Özellikle bin dokuz yüz kırklı yıllardan sonra Doğu Türkistan esarette. Çin’in güvenlik endişesi ve Doğu Türkistan’ın bağımsızlık hareketinin önünü tıkayabilmek için oluşturulan Çin’in başını çektiği Rusya ile birlikte oluşturulan Şanghay İttifakının, komünizmin zulmü altında yıllarca kanağlıyor Uygurlular.
Sovyetler Birliği’nin dağılmasından sonra bağımsız Türk Cumhuriyetlerinin kurulmasıyla Çin; Kazakistan, Kırgızistanve Özbekistan’daki Uygurların Doğu Türkistan’daki kardeşleri ile irtibata geçmelerinden ve Batı Türkistan’daki bağımsızlık hareketinin Çin’e sıçramasından endişe etmektedir. Terörizm ve aşırı dincilik bahaneleri ise müdahaledeki acımasızlıklarının diğer sebepleri.
Özellikle Osmanlı’nın, Türkiye’nin varlığından hoşnut olanlar, dünyaları yakın olanlar, benzer kültürleri yaşayan ülkeler gibi Doğu Türkistan da Türkiye’ye çok farklı gözlerle bakıyor. Bir kere Doğu Türkistan'ın bayrağımızla tek farkı olan rengi.

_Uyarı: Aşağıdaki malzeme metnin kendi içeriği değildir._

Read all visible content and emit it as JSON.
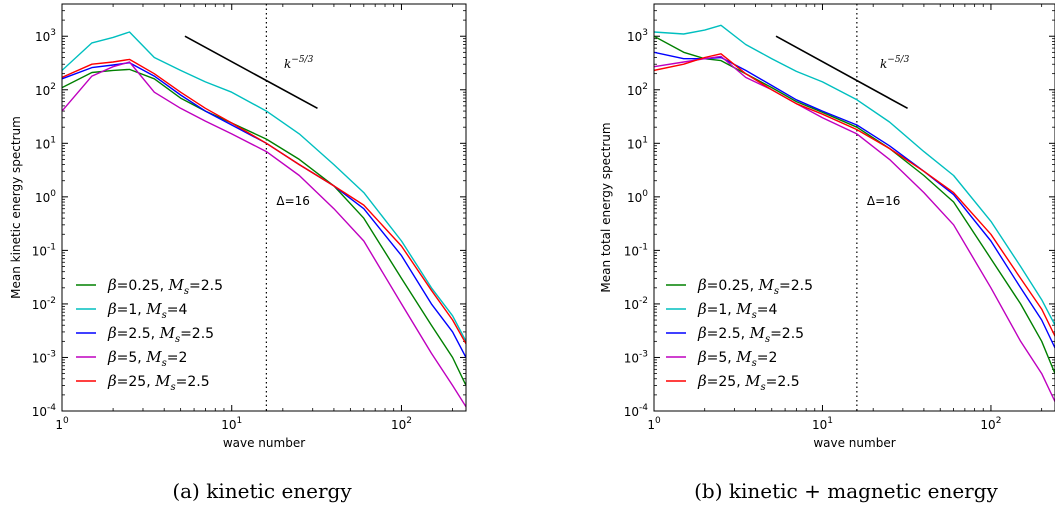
{
  "chart_data": [
    {
      "type": "line",
      "caption": "(a) kinetic energy",
      "ylabel": "Mean kinetic energy spectrum",
      "xlabel": "wave number",
      "xscale": "log",
      "yscale": "log",
      "xlim": [
        1,
        240
      ],
      "ylim": [
        0.0001,
        4000
      ],
      "xticks": [
        {
          "v": 1,
          "m": "1",
          "e": "0"
        },
        {
          "v": 10,
          "m": "10",
          "e": "1"
        },
        {
          "v": 100,
          "m": "10",
          "e": "2"
        }
      ],
      "yticks": [
        {
          "v": 0.0001,
          "m": "10",
          "e": "-4"
        },
        {
          "v": 0.001,
          "m": "10",
          "e": "-3"
        },
        {
          "v": 0.01,
          "m": "10",
          "e": "-2"
        },
        {
          "v": 0.1,
          "m": "10",
          "e": "-1"
        },
        {
          "v": 1,
          "m": "10",
          "e": "0"
        },
        {
          "v": 10,
          "m": "10",
          "e": "1"
        },
        {
          "v": 100,
          "m": "10",
          "e": "2"
        },
        {
          "v": 1000,
          "m": "10",
          "e": "3"
        }
      ],
      "vline": {
        "x": 16,
        "label": "Δ=16"
      },
      "slope_line": {
        "x": [
          5.3,
          32
        ],
        "y": [
          1000,
          45
        ],
        "label_base": "k",
        "label_exp": "−5/3"
      },
      "legend_position": "lower-left",
      "series": [
        {
          "beta": "0.25",
          "Ms": "2.5",
          "color": "#008000",
          "x": [
            1,
            1.5,
            2,
            2.5,
            3.5,
            5,
            7,
            10,
            16,
            25,
            40,
            60,
            100,
            150,
            200,
            240
          ],
          "y": [
            110,
            210,
            230,
            240,
            160,
            70,
            40,
            24,
            12,
            5,
            1.6,
            0.4,
            0.03,
            0.004,
            0.001,
            0.0003
          ]
        },
        {
          "beta": "1",
          "Ms": "4",
          "color": "#00bfbf",
          "x": [
            1,
            1.5,
            2,
            2.5,
            3.5,
            5,
            7,
            10,
            16,
            25,
            40,
            60,
            100,
            150,
            200,
            240
          ],
          "y": [
            230,
            750,
            950,
            1200,
            400,
            230,
            140,
            90,
            40,
            15,
            4,
            1.2,
            0.15,
            0.02,
            0.006,
            0.002
          ]
        },
        {
          "beta": "2.5",
          "Ms": "2.5",
          "color": "#0000ff",
          "x": [
            1,
            1.5,
            2,
            2.5,
            3.5,
            5,
            7,
            10,
            16,
            25,
            40,
            60,
            100,
            150,
            200,
            240
          ],
          "y": [
            160,
            260,
            290,
            320,
            180,
            80,
            40,
            22,
            10,
            4,
            1.6,
            0.6,
            0.08,
            0.01,
            0.003,
            0.001
          ]
        },
        {
          "beta": "5",
          "Ms": "2",
          "color": "#bf00bf",
          "x": [
            1,
            1.5,
            2,
            2.5,
            3.5,
            5,
            7,
            10,
            16,
            25,
            40,
            60,
            100,
            150,
            200,
            240
          ],
          "y": [
            40,
            180,
            270,
            330,
            90,
            45,
            26,
            15,
            7,
            2.5,
            0.6,
            0.15,
            0.01,
            0.0012,
            0.0003,
            0.00012
          ]
        },
        {
          "beta": "25",
          "Ms": "2.5",
          "color": "#ff0000",
          "x": [
            1,
            1.5,
            2,
            2.5,
            3.5,
            5,
            7,
            10,
            16,
            25,
            40,
            60,
            100,
            150,
            200,
            240
          ],
          "y": [
            170,
            300,
            330,
            370,
            200,
            90,
            45,
            24,
            10,
            4,
            1.6,
            0.7,
            0.12,
            0.018,
            0.005,
            0.0018
          ]
        }
      ]
    },
    {
      "type": "line",
      "caption": "(b) kinetic + magnetic energy",
      "ylabel": "Mean total energy spectrum",
      "xlabel": "wave number",
      "xscale": "log",
      "yscale": "log",
      "xlim": [
        1,
        240
      ],
      "ylim": [
        0.0001,
        4000
      ],
      "xticks": [
        {
          "v": 1,
          "m": "1",
          "e": "0"
        },
        {
          "v": 10,
          "m": "10",
          "e": "1"
        },
        {
          "v": 100,
          "m": "10",
          "e": "2"
        }
      ],
      "yticks": [
        {
          "v": 0.0001,
          "m": "10",
          "e": "-4"
        },
        {
          "v": 0.001,
          "m": "10",
          "e": "-3"
        },
        {
          "v": 0.01,
          "m": "10",
          "e": "-2"
        },
        {
          "v": 0.1,
          "m": "10",
          "e": "-1"
        },
        {
          "v": 1,
          "m": "10",
          "e": "0"
        },
        {
          "v": 10,
          "m": "10",
          "e": "1"
        },
        {
          "v": 100,
          "m": "10",
          "e": "2"
        },
        {
          "v": 1000,
          "m": "10",
          "e": "3"
        }
      ],
      "vline": {
        "x": 16,
        "label": "Δ=16"
      },
      "slope_line": {
        "x": [
          5.3,
          32
        ],
        "y": [
          1000,
          45
        ],
        "label_base": "k",
        "label_exp": "−5/3"
      },
      "legend_position": "lower-left",
      "series": [
        {
          "beta": "0.25",
          "Ms": "2.5",
          "color": "#008000",
          "x": [
            1,
            1.5,
            2,
            2.5,
            3.5,
            5,
            7,
            10,
            16,
            25,
            40,
            60,
            100,
            150,
            200,
            240
          ],
          "y": [
            1000,
            500,
            380,
            350,
            200,
            110,
            60,
            38,
            20,
            8,
            2.5,
            0.8,
            0.07,
            0.01,
            0.002,
            0.0005
          ]
        },
        {
          "beta": "1",
          "Ms": "4",
          "color": "#00bfbf",
          "x": [
            1,
            1.5,
            2,
            2.5,
            3.5,
            5,
            7,
            10,
            16,
            25,
            40,
            60,
            100,
            150,
            200,
            240
          ],
          "y": [
            1200,
            1100,
            1300,
            1600,
            700,
            380,
            220,
            140,
            65,
            25,
            7,
            2.5,
            0.35,
            0.05,
            0.012,
            0.004
          ]
        },
        {
          "beta": "2.5",
          "Ms": "2.5",
          "color": "#0000ff",
          "x": [
            1,
            1.5,
            2,
            2.5,
            3.5,
            5,
            7,
            10,
            16,
            25,
            40,
            60,
            100,
            150,
            200,
            240
          ],
          "y": [
            500,
            380,
            380,
            400,
            230,
            120,
            65,
            40,
            22,
            9,
            3,
            1.1,
            0.15,
            0.02,
            0.005,
            0.0015
          ]
        },
        {
          "beta": "5",
          "Ms": "2",
          "color": "#bf00bf",
          "x": [
            1,
            1.5,
            2,
            2.5,
            3.5,
            5,
            7,
            10,
            16,
            25,
            40,
            60,
            100,
            150,
            200,
            240
          ],
          "y": [
            270,
            330,
            380,
            420,
            170,
            100,
            55,
            30,
            15,
            5,
            1.2,
            0.3,
            0.02,
            0.002,
            0.0005,
            0.00015
          ]
        },
        {
          "beta": "25",
          "Ms": "2.5",
          "color": "#ff0000",
          "x": [
            1,
            1.5,
            2,
            2.5,
            3.5,
            5,
            7,
            10,
            16,
            25,
            40,
            60,
            100,
            150,
            200,
            240
          ],
          "y": [
            230,
            300,
            400,
            470,
            200,
            100,
            55,
            35,
            18,
            8,
            3,
            1.2,
            0.2,
            0.03,
            0.008,
            0.0025
          ]
        }
      ]
    }
  ]
}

Türkiye'de, Gökbayrağın bir genelgeyle yasaklanmasına çok alınmışlar Uygurlu Kardeşlerimiz. Bununla da kalınmamış istediği desteği de Türkiye’den göremedikleri için Sabık Doğu Türkistan Milli Merkezi de Türkiye'den Almanya'ya taşınmış.

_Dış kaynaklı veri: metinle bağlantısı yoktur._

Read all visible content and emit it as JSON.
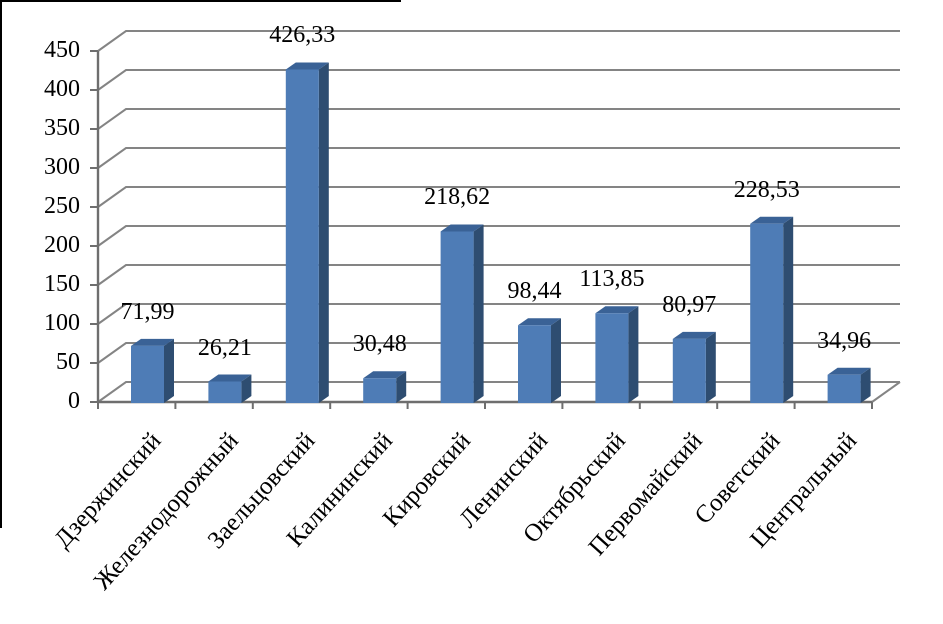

Dünya Uygur Kurultayı Başkanı Rabiye Kadir, bütün Avrupa ülkelerinde, Japonya'da ve Avustralya'da üst düzeyde gerçekleştirilen ziyaretlerin, panellerin, açık oturumların Türkiye’de düzenlenmesi için Türkiye tarafından vize verilmemesine de kırgın olduklarını ifade ediyormuş. Bir de Türkiye’ye çeşitli yollardan gelip yerleşen Doğu Türkistanlılara bir taraftan Çin pasaport vermezken, Türkiye'deki yetkililerin pasaport alma şartına da çok üzgünler.
Yani yanlışlar düzelterek, Doğu Türkistan desteklenerek yalnız bırakılmamalı Uygurlu Kardeşlerimiz. Başka?

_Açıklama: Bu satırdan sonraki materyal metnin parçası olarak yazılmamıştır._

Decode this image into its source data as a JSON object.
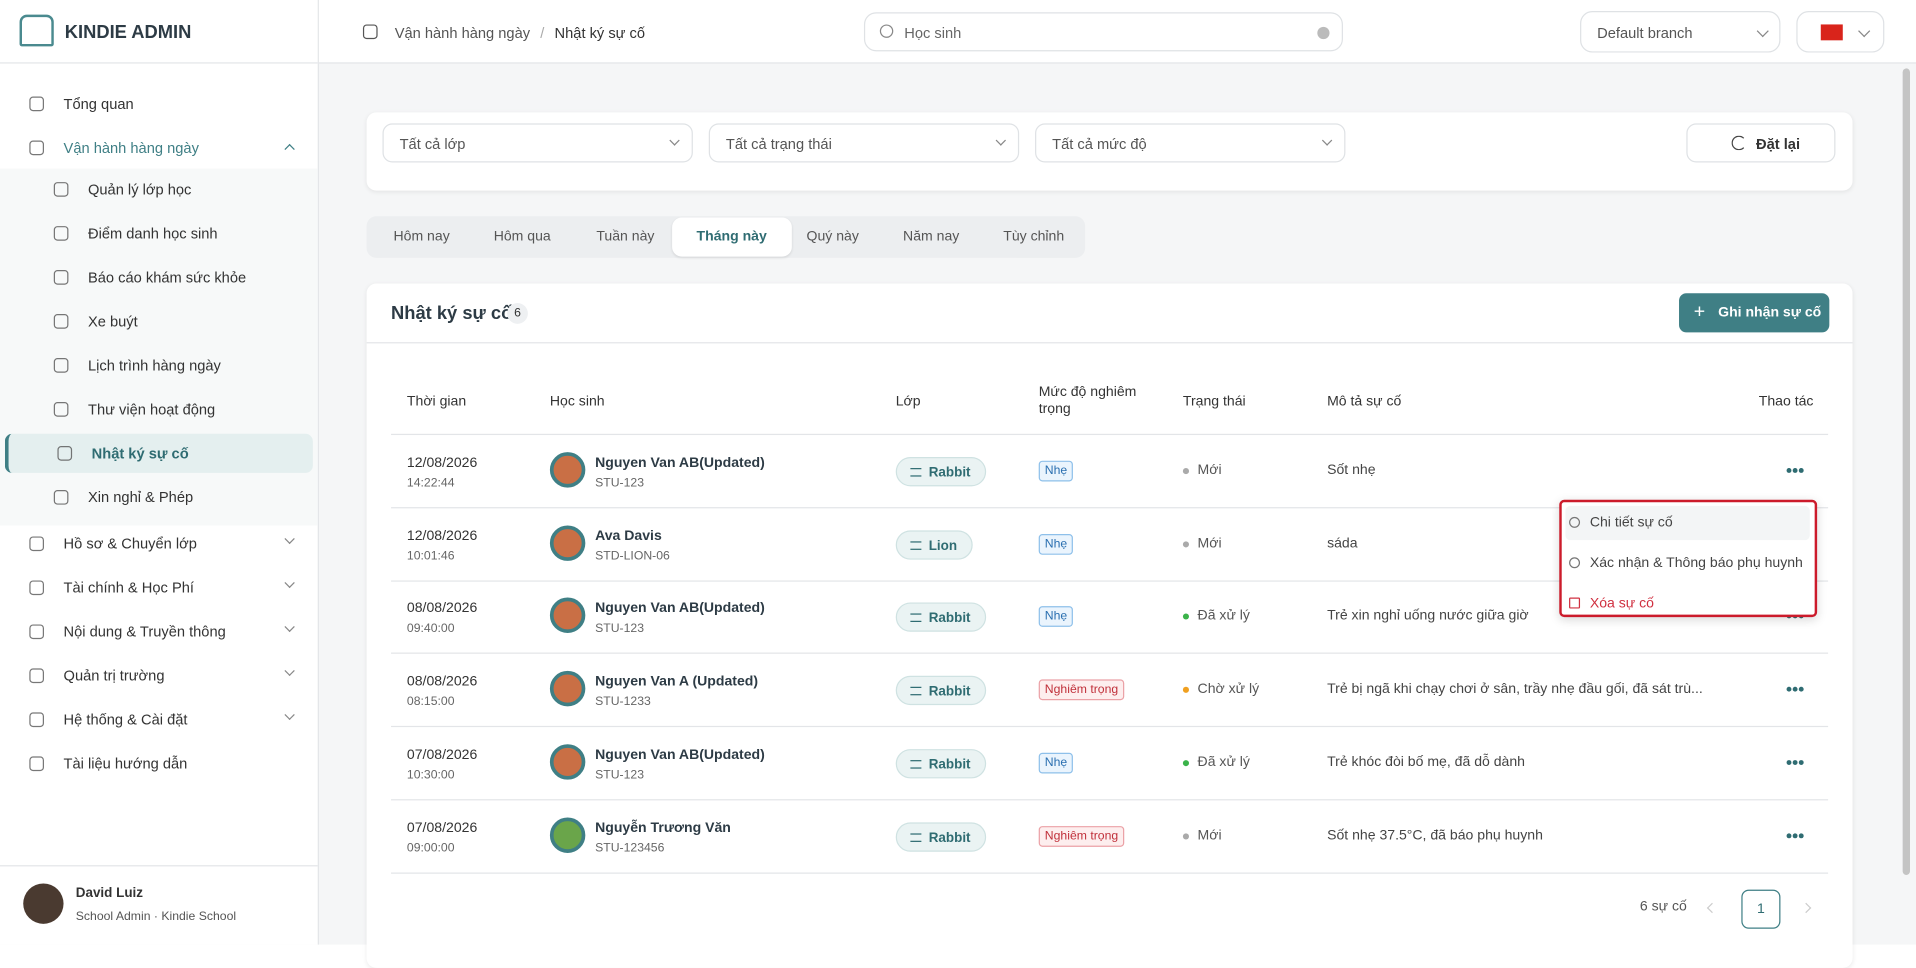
{
  "brand": "KINDIE ADMIN",
  "breadcrumb": {
    "items": [
      "Vận hành hàng ngày",
      "Nhật ký sự cố"
    ],
    "separator": "/"
  },
  "search": {
    "placeholder": "Học sinh"
  },
  "branch": "Default branch",
  "sidebar": {
    "items": [
      {
        "label": "Tổng quan"
      },
      {
        "label": "Vận hành hàng ngày",
        "expanded": true,
        "children": [
          {
            "label": "Quản lý lớp học"
          },
          {
            "label": "Điểm danh học sinh"
          },
          {
            "label": "Báo cáo khám sức khỏe"
          },
          {
            "label": "Xe buýt"
          },
          {
            "label": "Lịch trình hàng ngày"
          },
          {
            "label": "Thư viện hoạt động"
          },
          {
            "label": "Nhật ký sự cố",
            "active": true
          },
          {
            "label": "Xin nghỉ & Phép"
          }
        ]
      },
      {
        "label": "Hồ sơ & Chuyển lớp",
        "collapsible": true
      },
      {
        "label": "Tài chính & Học Phí",
        "collapsible": true
      },
      {
        "label": "Nội dung & Truyền thông",
        "collapsible": true
      },
      {
        "label": "Quản trị trường",
        "collapsible": true
      },
      {
        "label": "Hệ thống & Cài đặt",
        "collapsible": true
      },
      {
        "label": "Tài liệu hướng dẫn"
      }
    ]
  },
  "user": {
    "name": "David Luiz",
    "role": "School Admin · Kindie School"
  },
  "filters": {
    "selects": [
      "Tất cả lớp",
      "Tất cả trạng thái",
      "Tất cả mức độ"
    ],
    "reset": "Đặt lại"
  },
  "tabs": {
    "items": [
      "Hôm nay",
      "Hôm qua",
      "Tuần này",
      "Tháng này",
      "Quý này",
      "Năm nay",
      "Tùy chỉnh"
    ],
    "active": 3
  },
  "card": {
    "title": "Nhật ký sự cố",
    "count": "6",
    "button": "Ghi nhận sự cố"
  },
  "table": {
    "headers": [
      "Thời gian",
      "Học sinh",
      "Lớp",
      "Mức độ nghiêm trọng",
      "Trạng thái",
      "Mô tả sự cố",
      "Thao tác"
    ],
    "rows": [
      [
        "12/08/2026",
        "14:22:44",
        "Nguyen Van AB(Updated)",
        "STU-123",
        "Rabbit",
        "Nhẹ",
        "Mới",
        "Sốt nhẹ"
      ],
      [
        "12/08/2026",
        "10:01:46",
        "Ava Davis",
        "STD-LION-06",
        "Lion",
        "Nhẹ",
        "Mới",
        "sáda"
      ],
      [
        "08/08/2026",
        "09:40:00",
        "Nguyen Van AB(Updated)",
        "STU-123",
        "Rabbit",
        "Nhẹ",
        "Đã xử lý",
        "Trẻ xin nghỉ uống nước giữa giờ"
      ],
      [
        "08/08/2026",
        "08:15:00",
        "Nguyen Van A (Updated)",
        "STU-1233",
        "Rabbit",
        "Nghiêm trọng",
        "Chờ xử lý",
        "Trẻ bị ngã khi chạy chơi ở sân, trầy nhẹ đầu gối, đã sát trù..."
      ],
      [
        "07/08/2026",
        "10:30:00",
        "Nguyen Van AB(Updated)",
        "STU-123",
        "Rabbit",
        "Nhẹ",
        "Đã xử lý",
        "Trẻ khóc đòi bố mẹ, đã dỗ dành"
      ],
      [
        "07/08/2026",
        "09:00:00",
        "Nguyễn Trương Văn",
        "STU-123456",
        "Rabbit",
        "Nghiêm trọng",
        "Mới",
        "Sốt nhẹ 37.5°C, đã báo phụ huynh"
      ]
    ]
  },
  "menu": {
    "items": [
      "Chi tiết sự cố",
      "Xác nhận & Thông báo phụ huynh",
      "Xóa sự cố"
    ]
  },
  "pagination": {
    "summary": "6 sự cố",
    "page": "1"
  }
}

Ta cebimize, evimize kadar giren bazı malları boykot ederek Doğu Türkistanlı Kardeşlerimizin ölmesi için silah parası vermemek ve de duayı esirgememek, eksik etmemek. Yani zulme rıza göstermemek, zulmü alkışlamamak, sessiz kalarak mazluma can çekiştirmemek. Çünkü Doğu Türkistan’ın bayrağı ile bizim bayrağımızın tek farkı renkleri. Bu kadar benzerliğe karşı bu kadar duyarsızlık hiç olur mu?
Belki de Doğu Türkistan’da yaşananlar bir doğum sancısı. Bu asil millete esaret yakışmadığından hürriyetin ayak sesleri diye ümit ediyoruz. Hatırlarsanız bir zamanlar Rusya’da, Türk Devletleri adeta can çekişiyordu ve ödenen bedeller hürriyeti kaçınılmaz kıldı. Şimdi sıra Doğu Türkistan’da. Bitlis, Tiflis nasıl birbirinin kardeşi ise, Türkistan da aynı inancı paylaşan komşularıyla, Türkiye ile kardeştir.